Huntington 2: Atalaya

Thursday 9 June 2011 | general

Huntington Beach State Park got its name from the original owners of the property, philanthropist and translator Archer M. Huntington and his wife, the sculptor Anna Hyatt Huntington. As such, the park also contains the Huntington’s winter home, Atalaya (Spanish for “watchtower).

One’s first thought is to compare it to the Biltmore estate. While it was built 50 years later and is much smaller (probably not even one tenth the size), there are certain similarities. Both Vanderbilt and Huntington got their money the really old-fashioned way: they inherited it. Both men were interested in fostering the local economy, with Huntington insisting that all workers must be local.
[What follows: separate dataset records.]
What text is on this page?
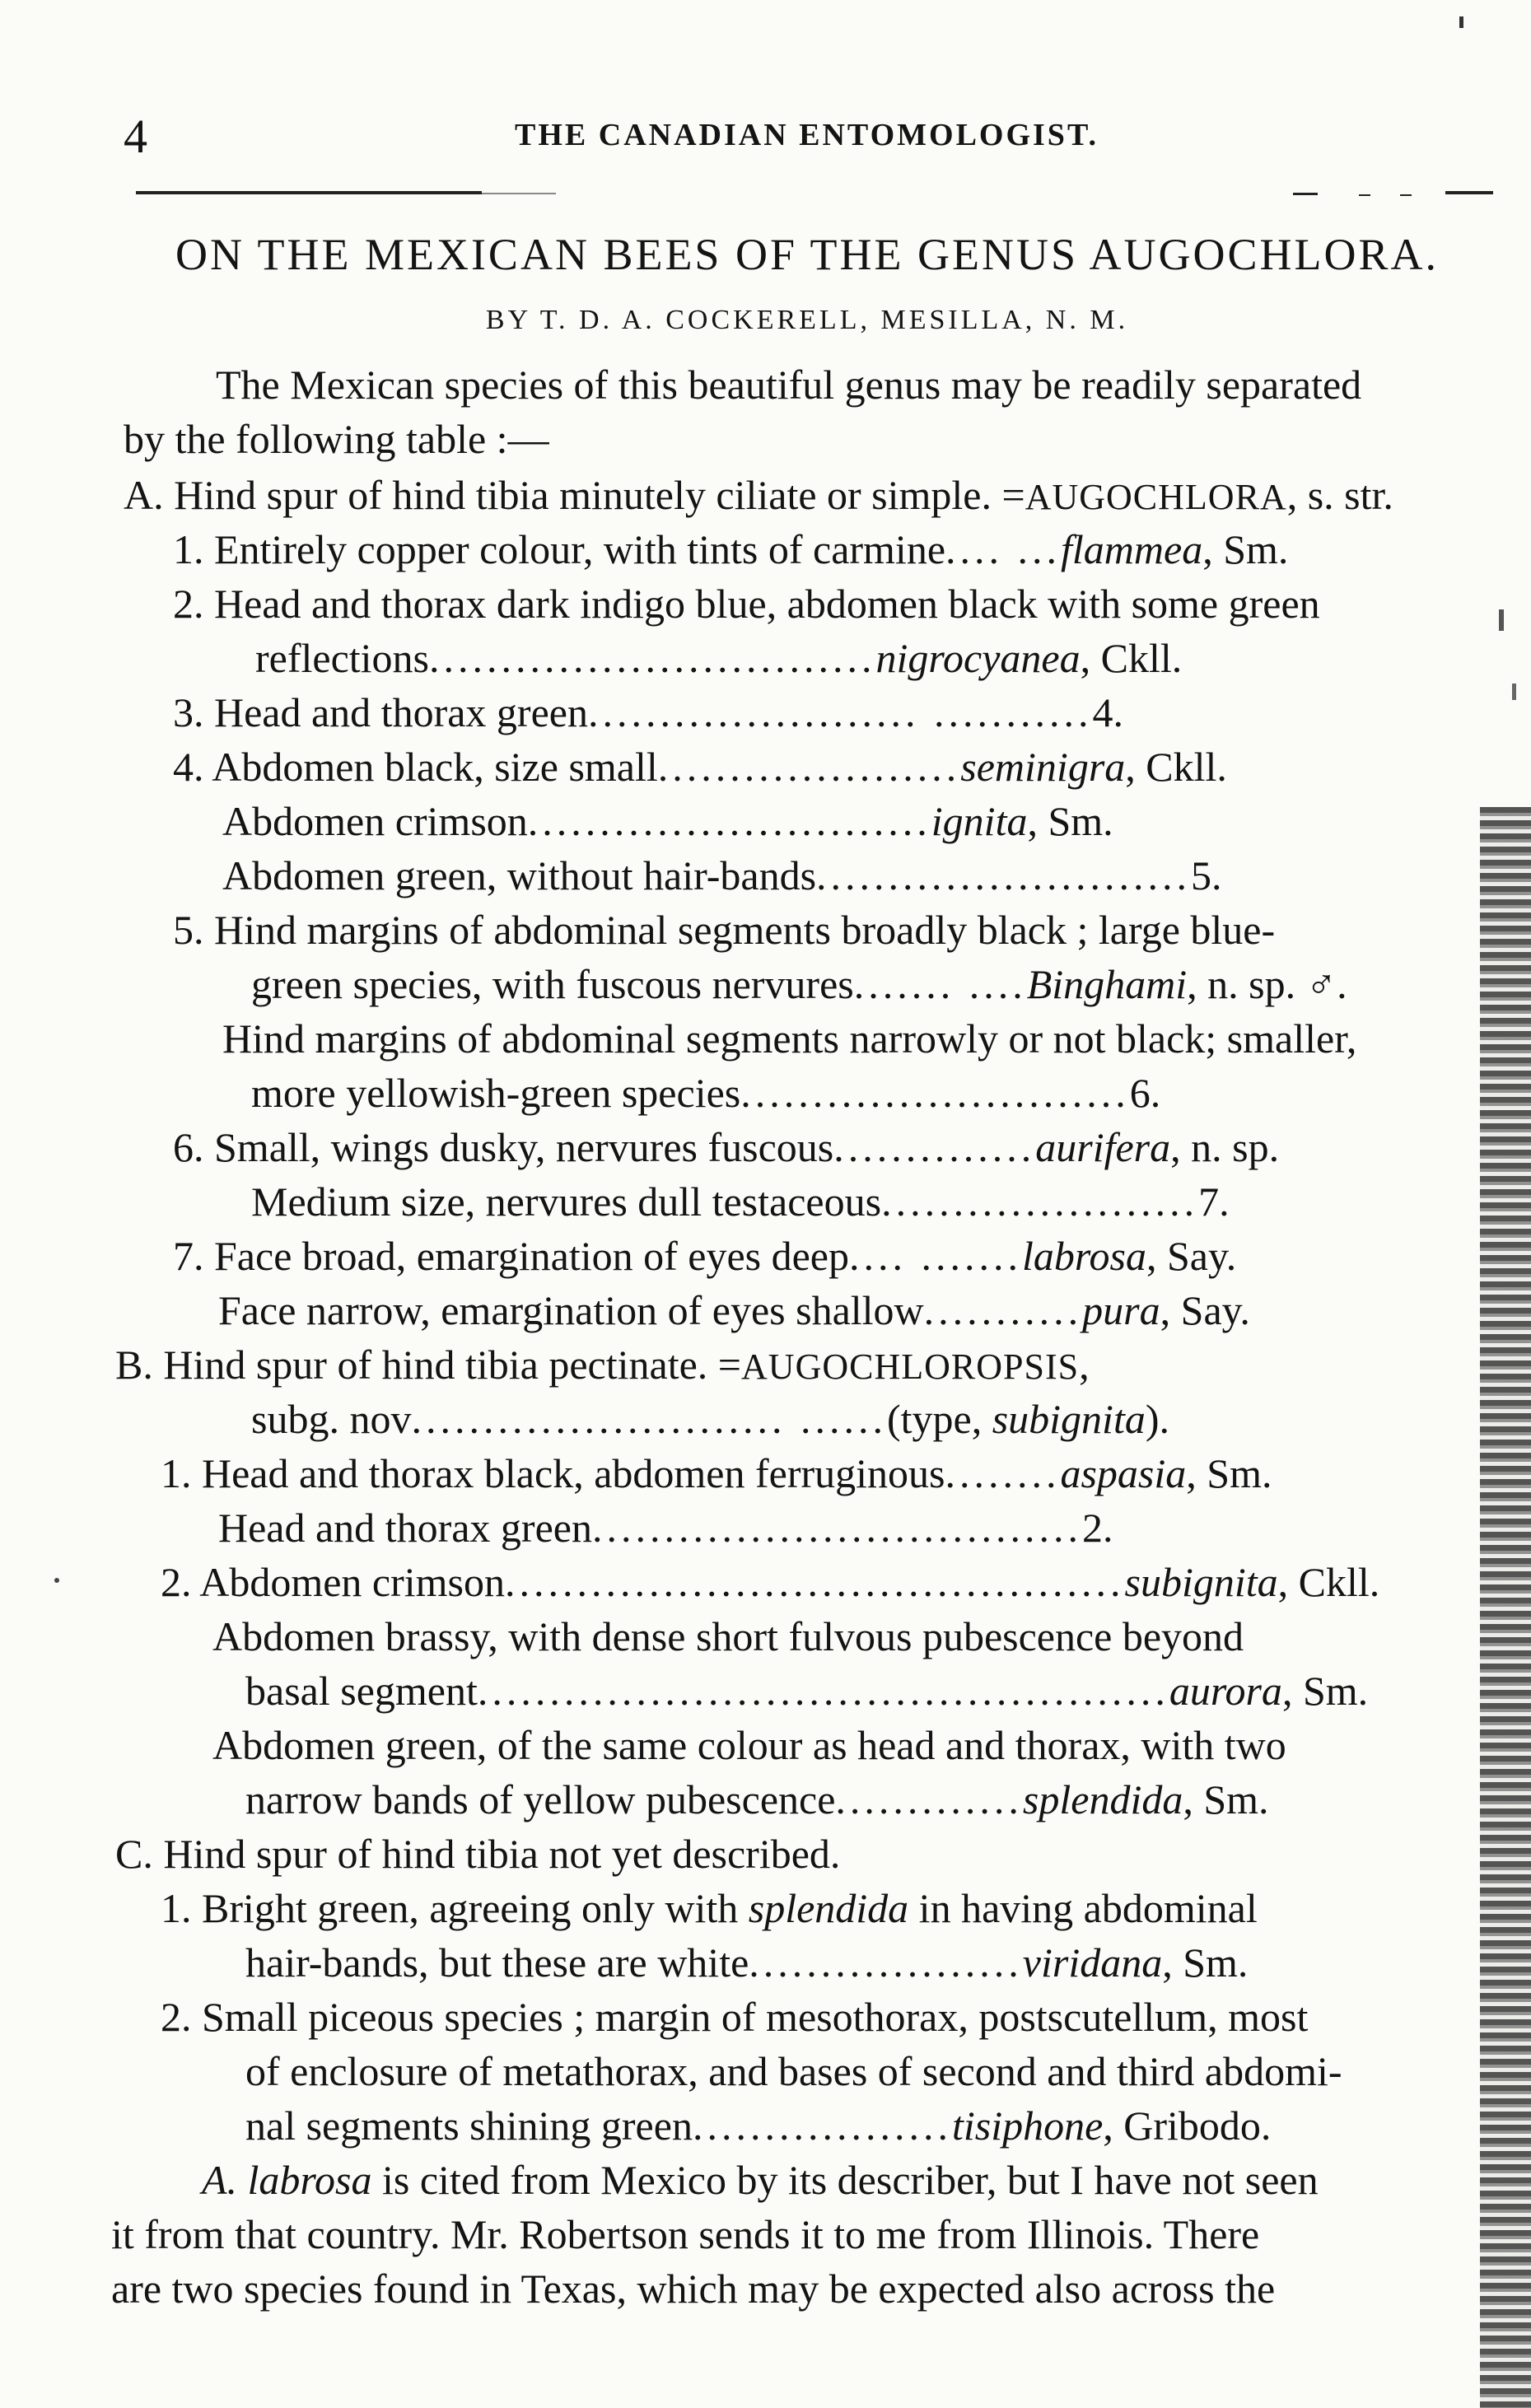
4	THE CANADIAN ENTOMOLOGIST.
ON THE MEXICAN BEES OF THE GENUS AUGOCHLORA.
BY T. D. A. COCKERELL, MESILLA, N. M.
The Mexican species of this beautiful genus may be readily separated
by the following table :—
A. Hind spur of hind tibia minutely ciliate or simple. =AUGOCHLORA, s. str.
1. Entirely copper colour, with tints of carmine.... ...flammea, Sm.
2. Head and thorax dark indigo blue, abdomen black with some green
reflections...............................nigrocyanea, Ckll.
3. Head and thorax green....................... ...........4.
4. Abdomen black, size small.....................seminigra, Ckll.
Abdomen crimson............................ignita, Sm.
Abdomen green, without hair-bands..........................5.
5. Hind margins of abdominal segments broadly black ; large blue-
green species, with fuscous nervures....... ....Binghami, n. sp. ♂.
Hind margins of abdominal segments narrowly or not black; smaller,
more yellowish-green species...........................6.
6. Small, wings dusky, nervures fuscous..............aurifera, n. sp.
Medium size, nervures dull testaceous......................7.
7. Face broad, emargination of eyes deep.... .......labrosa, Say.
Face narrow, emargination of eyes shallow...........pura, Say.
B. Hind spur of hind tibia pectinate. =AUGOCHLOROPSIS,
subg. nov.......................... ......(type, subignita).
1. Head and thorax black, abdomen ferruginous........aspasia, Sm.
Head and thorax green..................................2.
2. Abdomen crimson...........................................subignita, Ckll.
Abdomen brassy, with dense short fulvous pubescence beyond
basal segment................................................aurora, Sm.
Abdomen green, of the same colour as head and thorax, with two
narrow bands of yellow pubescence.............splendida, Sm.
C. Hind spur of hind tibia not yet described.
1. Bright green, agreeing only with splendida in having abdominal
hair-bands, but these are white...................viridana, Sm.
2. Small piceous species ; margin of mesothorax, postscutellum, most
of enclosure of metathorax, and bases of second and third abdomi-
nal segments shining green..................tisiphone, Gribodo.
A. labrosa is cited from Mexico by its describer, but I have not seen
it from that country. Mr. Robertson sends it to me from Illinois. There
are two species found in Texas, which may be expected also across the
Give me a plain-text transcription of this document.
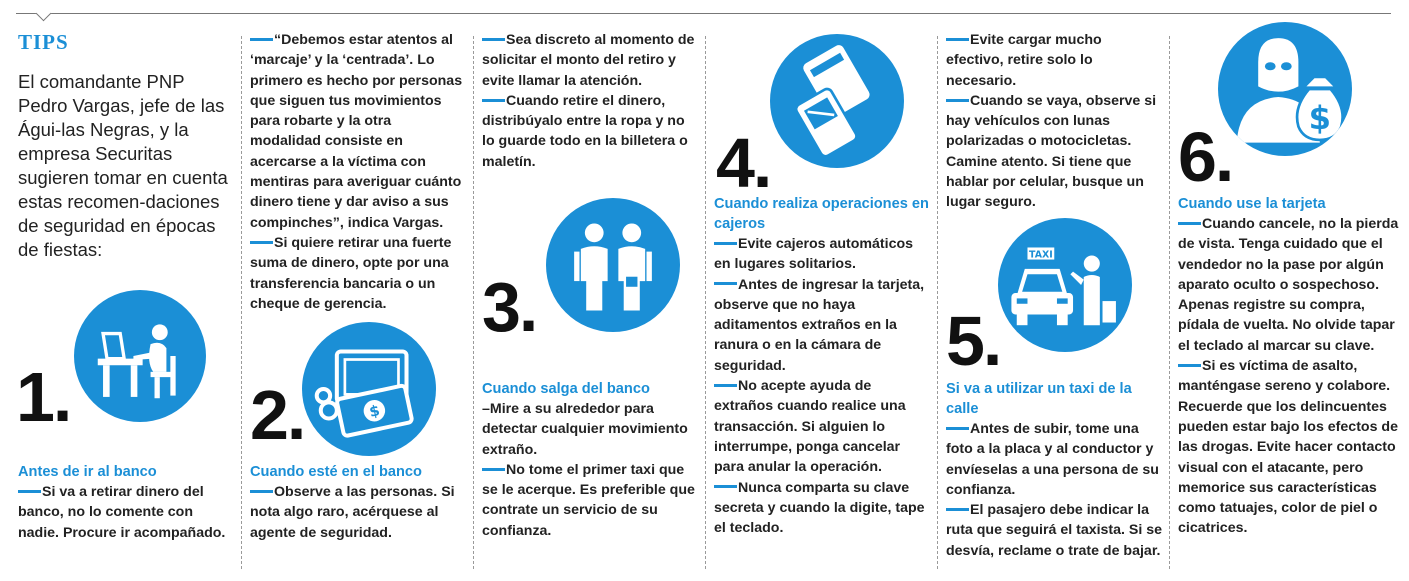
TIPS
El comandante PNP Pedro Vargas, jefe de las Águi-las Negras, y la empresa Securitas sugieren tomar en cuenta estas recomen-daciones de seguridad en épocas de fiestas:
1.
Antes de ir al banco

Si va a retirar dinero del banco, no lo comente con nadie. Procure ir acompañado.

“Debemos estar atentos al ‘marcaje’ y la ‘centrada’. Lo primero es hecho por personas que siguen tus movimientos para robarte y la otra modalidad consiste en acercarse a la víctima con mentiras para averiguar cuánto dinero tiene y dar aviso a sus compinches”, indica Vargas.

Si quiere retirar una fuerte suma de dinero, opte por una transferencia bancaria o un cheque de gerencia.

$
2.
Cuando esté en el banco

Observe a las personas. Si nota algo raro, acérquese al agente de seguridad.

Sea discreto al momento de solicitar el monto del retiro y evite llamar la atención.

Cuando retire el dinero, distribúyalo entre la ropa y no lo guarde todo en la billetera o maletín.

3.
Cuando salga del banco

–Mire a su alrededor para detectar cualquier movimiento extraño.

No tome el primer taxi que se le acerque. Es preferible que contrate un servicio de su confianza.

4.
Cuando realiza operaciones en cajeros

Evite cajeros automáticos en lugares solitarios.

Antes de ingresar la tarjeta, observe que no haya aditamentos extraños en la ranura o en la cámara de seguridad.

No acepte ayuda de extraños cuando realice una transacción. Si alguien lo interrumpe, ponga cancelar para anular la operación.

Nunca comparta su clave secreta y cuando la digite, tape el teclado.

Evite cargar mucho efectivo, retire solo lo necesario.

Cuando se vaya, observe si hay vehículos con lunas polarizadas o motocicletas. Camine atento. Si tiene que hablar por celular, busque un lugar seguro.

TAXI
5.
Si va a utilizar un taxi de la calle

Antes de subir, tome una foto a la placa y al conductor y envíeselas a una persona de su confianza.

El pasajero debe indicar la ruta que seguirá el taxista. Si se desvía, reclame o trate de bajar.

$
6.
Cuando use la tarjeta

Cuando cancele, no la pierda de vista. Tenga cuidado que el vendedor no la pase por algún aparato oculto o sospechoso. Apenas registre su compra, pídala de vuelta. No olvide tapar el teclado al marcar su clave.

Si es víctima de asalto, manténgase sereno y colabore. Recuerde que los delincuentes pueden estar bajo los efectos de las drogas. Evite hacer contacto visual con el atacante, pero memorice sus características como tatuajes, color de piel o cicatrices.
If a skilled craftsman was needed, he paid to have someone come and teach a local how to do it.

Yet there are significant differences. Apart from the size and age, the motifs are different. Vanderbilt wanted his home to look like a chateau; Huntington wanted his home to reflect the Moorish influence on Spanish architecture.

Vanderbilt hired Richard Morris Hunt, the architect who designed, among other things, the Metropolitan Museum of Art and the pedestal for the Statue of Liberty, to design the entire home. Huntington had no architect; indeed, Huntington had no plan. The home was simply constructed according to his verbal instructions.

A final difference, other than the comparative state of current conditions, is the intended purpose of the homes. Biltmore is a mansion, built for parties and guests that stay for weeks on end. It’s intended to impress, pure and simple.

Atalaya had more utilitarian aims: it was a place for the Huntingtons to work. Granted, it’s not work in the way most twenty-first century, middle-class people think of work: he wrote poetry, she sculpted, and fiscally, they were fine if they never made a dollar from either venture. Still, the Huntingtons never had overnight guests at the home (let alone the summer-long visits common at the Biltmore), and Atalaya was most decidedly not built to impress (though it does all the same).

A practical effect of this was that the Huntingtons turned over the home to the Army Air Corps during World War II, and the Corps set up a defensive battery at the home.

But I still come back to the similarities: apparently, Huntington had no idea how much his home was costing him and never tried to determine it.

The ability to live like that is so far removed from anything most of us know.